In accordance with the invention, the memory modules are configured to store each frame in a plurality of contiguous buffer lines. A buffer line is a single memory location across all memory modules. Preferably, a frame buffer comprises 32 buffer lines. Faster switching is obtained by initiating the write of a received data frame in the next available time slot rather than waiting for a time slot corresponding to the physically first memory module (e.g. at the lowest address). This means that the beginning of a frame may start be written to any memory module and not necessarily the physically first memory module. The memory module storing the beginning of the frame (e.g. the start of the frame) is identified to the transmitting port so that the transmitting port initiates reading the frame beginning at the specified memory module. The memory module corresponding to the start of the frame is determined using a counter circuit that is included in the memory control circuitry in the receiving port. The counter circuit determines the buffer line offset associated with a frame written to shared memory. The buffer line offset indicates the memory module offset within the buffer line (e.g., the buffer line offset indicates the memory module that contains the beginning of the data frame). Advantageously, the switching is initiated during the next available time slot and thus decreases switch latency and reduces circuit complexity. The memory control circuitry generates a message indicating which memory module contains the beginning of the frame and then sends the message to a transmitting port. The transmitting port reads the data frame from the central memory, also in accordance with the time sliced protocol, during the time slots it is assigned for access of the various memory modules storing the data frame.

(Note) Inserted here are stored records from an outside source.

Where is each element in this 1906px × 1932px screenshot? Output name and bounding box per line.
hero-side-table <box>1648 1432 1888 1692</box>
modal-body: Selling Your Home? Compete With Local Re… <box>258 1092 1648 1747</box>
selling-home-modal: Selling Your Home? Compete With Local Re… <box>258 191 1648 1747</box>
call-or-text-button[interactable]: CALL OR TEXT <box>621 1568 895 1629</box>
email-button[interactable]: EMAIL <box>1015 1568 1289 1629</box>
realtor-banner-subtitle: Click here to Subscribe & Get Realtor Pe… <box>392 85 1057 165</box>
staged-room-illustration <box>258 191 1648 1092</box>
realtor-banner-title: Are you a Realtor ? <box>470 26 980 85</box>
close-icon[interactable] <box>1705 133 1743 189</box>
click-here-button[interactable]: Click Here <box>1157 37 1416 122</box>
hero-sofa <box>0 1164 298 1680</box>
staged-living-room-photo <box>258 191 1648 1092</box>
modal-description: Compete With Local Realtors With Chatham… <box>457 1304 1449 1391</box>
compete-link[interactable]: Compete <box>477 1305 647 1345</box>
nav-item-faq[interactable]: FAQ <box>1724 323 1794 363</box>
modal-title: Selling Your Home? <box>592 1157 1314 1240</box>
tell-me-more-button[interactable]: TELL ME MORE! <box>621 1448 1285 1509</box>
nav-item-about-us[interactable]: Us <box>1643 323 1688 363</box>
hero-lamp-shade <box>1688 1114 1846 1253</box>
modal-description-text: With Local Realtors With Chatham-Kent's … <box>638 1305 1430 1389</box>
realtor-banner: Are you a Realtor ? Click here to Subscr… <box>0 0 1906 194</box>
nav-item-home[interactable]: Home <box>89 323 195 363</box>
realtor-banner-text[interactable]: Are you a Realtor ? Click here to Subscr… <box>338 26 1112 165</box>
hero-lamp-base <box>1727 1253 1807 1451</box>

Further in accordance with the invention, messages are passed from a first port to a second port in accordance with a barrel shift protocol. With the barrel shift protocol, a crossbar switch is configured for time-slotted switch reconfiguration in accordance with a predetermined connectivity pattern. Thus, each port has time sliced access to each other port and messages are sent from one port to another by sending the message during the time slot assigned for connection to the destination port.
In accordance with another aspect of the invention, the switch includes a plurality of input/output (I/O) ports, a central (shared) memory coupled to each of the ports, a shared memory access control circuit associated with each port and coupled to each port. The shared memory access control circuit includes receive and transmit control circuits and a counter circuit that determines the buffer line offset that corresponds to the location of the start of the data frame. The switch also includes a message crossbar circuit coupled to each port and an embedded port also coupled to the crossbar switch. The message crossbar circuit is configured to relay messages from a transmitting port to a receiving port through the crossbar switch. The switch also includes central processing circuitry including a central processing unit, bus interface circuitry, memory module, a front panel interface and external network interfaces.